My time at Tech: a brief recollection.
Following the Beer and Chat evening on 2nd August, Don kindly sent in his memories of school in the ‘good old days’.
When my father returned from Service in WWII, he resumed employment with the Postmaster General’s Department and was posted to Gretna in the Derwent Valley. At the same time, I completed my Primary School education at Prince’s Street School in Sandy Bay and enrolled at Hobart Junior Technical School in 1946. Over the Christmas break at the close of 1945 the family moved to live at Plenty and my daily commute from Plenty to the Hobart Junior Technical School, in central Hobart, and return began and ran for four years.
The journey normally started with me leaving home at 7 am every school day. Rain, hail, frost or fog notwithstanding, and cycling seven miles to New Norfolk. There I would catch the rail car to Hobart, stopping at every small station to pick up workers and other secondary school pupils bound for the big city. The journey home each night was a tad more comfortable as the evening train went all the way to Maydena and I was able to pick up my bike from where I had left it at the station at New Norfolk and continue my train journey home to Plenty.
The students travelling morning and evening were many and varied, not all bound for the ‘Tech’. I recall John Beattie, later a state parliamentarian, who joined the train at New Norfolk, bound for Friends School.
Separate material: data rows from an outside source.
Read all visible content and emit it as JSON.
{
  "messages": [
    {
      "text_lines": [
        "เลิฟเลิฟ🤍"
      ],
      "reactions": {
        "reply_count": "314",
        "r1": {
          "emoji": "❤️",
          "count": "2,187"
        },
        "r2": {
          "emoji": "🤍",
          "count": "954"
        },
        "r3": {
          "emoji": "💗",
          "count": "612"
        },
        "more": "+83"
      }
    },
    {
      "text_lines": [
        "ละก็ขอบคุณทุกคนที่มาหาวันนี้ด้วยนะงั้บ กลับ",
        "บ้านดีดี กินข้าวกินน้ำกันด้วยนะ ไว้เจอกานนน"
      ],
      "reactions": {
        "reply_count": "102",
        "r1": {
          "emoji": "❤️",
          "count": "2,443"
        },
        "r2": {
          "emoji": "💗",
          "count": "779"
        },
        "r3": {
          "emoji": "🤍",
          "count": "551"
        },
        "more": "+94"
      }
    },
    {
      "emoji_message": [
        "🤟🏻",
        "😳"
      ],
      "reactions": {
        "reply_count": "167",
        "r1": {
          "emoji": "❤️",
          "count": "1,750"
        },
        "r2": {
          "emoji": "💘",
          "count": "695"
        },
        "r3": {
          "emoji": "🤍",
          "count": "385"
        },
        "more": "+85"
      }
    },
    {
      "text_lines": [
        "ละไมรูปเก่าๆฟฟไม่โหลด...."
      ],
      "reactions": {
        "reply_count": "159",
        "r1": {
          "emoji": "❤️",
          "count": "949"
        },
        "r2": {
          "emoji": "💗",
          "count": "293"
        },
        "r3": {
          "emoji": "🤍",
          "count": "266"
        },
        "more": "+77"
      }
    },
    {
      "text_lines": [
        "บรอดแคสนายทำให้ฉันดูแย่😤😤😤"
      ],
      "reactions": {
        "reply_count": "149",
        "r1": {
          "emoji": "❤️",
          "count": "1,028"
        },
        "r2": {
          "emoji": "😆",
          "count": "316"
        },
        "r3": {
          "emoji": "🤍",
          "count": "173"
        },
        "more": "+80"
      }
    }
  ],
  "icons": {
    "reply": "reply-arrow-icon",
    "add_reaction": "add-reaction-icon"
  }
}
Bruce Goodluck, later a federal parliamentarian, joined us at Dromedary on his way to the Hobart High School in Letitia Street. A chap named Rathbone, whose father operated a lime kiln on the Lyell Highway, came aboard at Granton. A couple of Tech Boys, amongst them Neil Mayne and Ralph King, joined us in the suburbs. There were of course female scholars similarly bound for high schools in Hobart. I can recall a couple of tentative romances but certainly nothing serious enough to worry our parents.
The train journey must have offered the opportunity for study, but we seemed to spend a lot of time singing from the song books of the day. Including a couple of mournful ballads such as ‘Ole Shep’ and ‘You’ll only have one Mother’. At one stage I collaborated with one of the girls to write short stories which we submitted to magazines without success, although she did go on to become a successful journalist on the mainland.
We had only a short walk from the station at the foot of Liverpool Street to the school. Tech students were not permitted to use the Bathurst Street entrance, so we entered from Liverpool Street, where the Magistrates Court now stands, and crossed the quadrangle under the eagle eye of whichever teacher was keeping watch for late comers, from the window of the staff room. I got caught once or twice when I missed the rail car and caught a later train, arriving late at school!
Mr Hudspeth was my first headmaster at Tech, followed, after my first year, by F. O. Close. I recall Mr Hudspeth as being well liked by most students. Mr Close I recall as chain smoker. When called to his office non-smokers endured not only a reprimand but difficulty in breathing! Other teachers who come to mind are Mr Dunkley (Pinhead), who taught blacksmithing in the bowels of the school, Mr Whitton (Herbie) a maths teacher with a penchant for hurling his blackboard eraser at dullards, Ivo Cracknell, who taught woodworking (Oh the shame of how much now precious King Billy and Huon Pine we wasted in that class), Miss Yates (Seedy) who taught art, Mr Jensen (Spriggy) and Mr Beckett (Baldy). Mr Beckett informed my parents in an annual report that I was ‘wasting my time’. I also recall a Mr Guthrie who taught electrical basics. Mr Clark, who taught English gave me the best marks I ever had whilst at Tech.
Sports activities took place on the Domain. Those of us without an interest in cricket or football would lay in the grass and make out we were studying. Physical education was conducted by Mr Pullen at the YMCA gym in Argyle Street.
It is perhaps worth recording that those of us who gained apprenticeships, returned to Tech for our night school classes. The blacksmith’s shop where we had been instructed by Mr Dunkley, became a plumbing workshop where I learned to bend lead pipe and ruin perfectly good lead sheet by attempting to mould corners and fashion lead flashings. Night school theory classes took place in the same rooms that I had frequented as a secondary school student.
Some of the friendships I formed at Tech have endured, although the years are reducing the numbers. Many developed into business relationships and others sincere and personal contacts.
My years at Tech were good days!
Donald Reid
Class of 1946!
Thanks Don – well done! These days most students are dropped off at school.
‘Pinhead, Seedy, Spriggy and Baldy’ – maybe we should start a ‘Best nick name for teachers’ competition.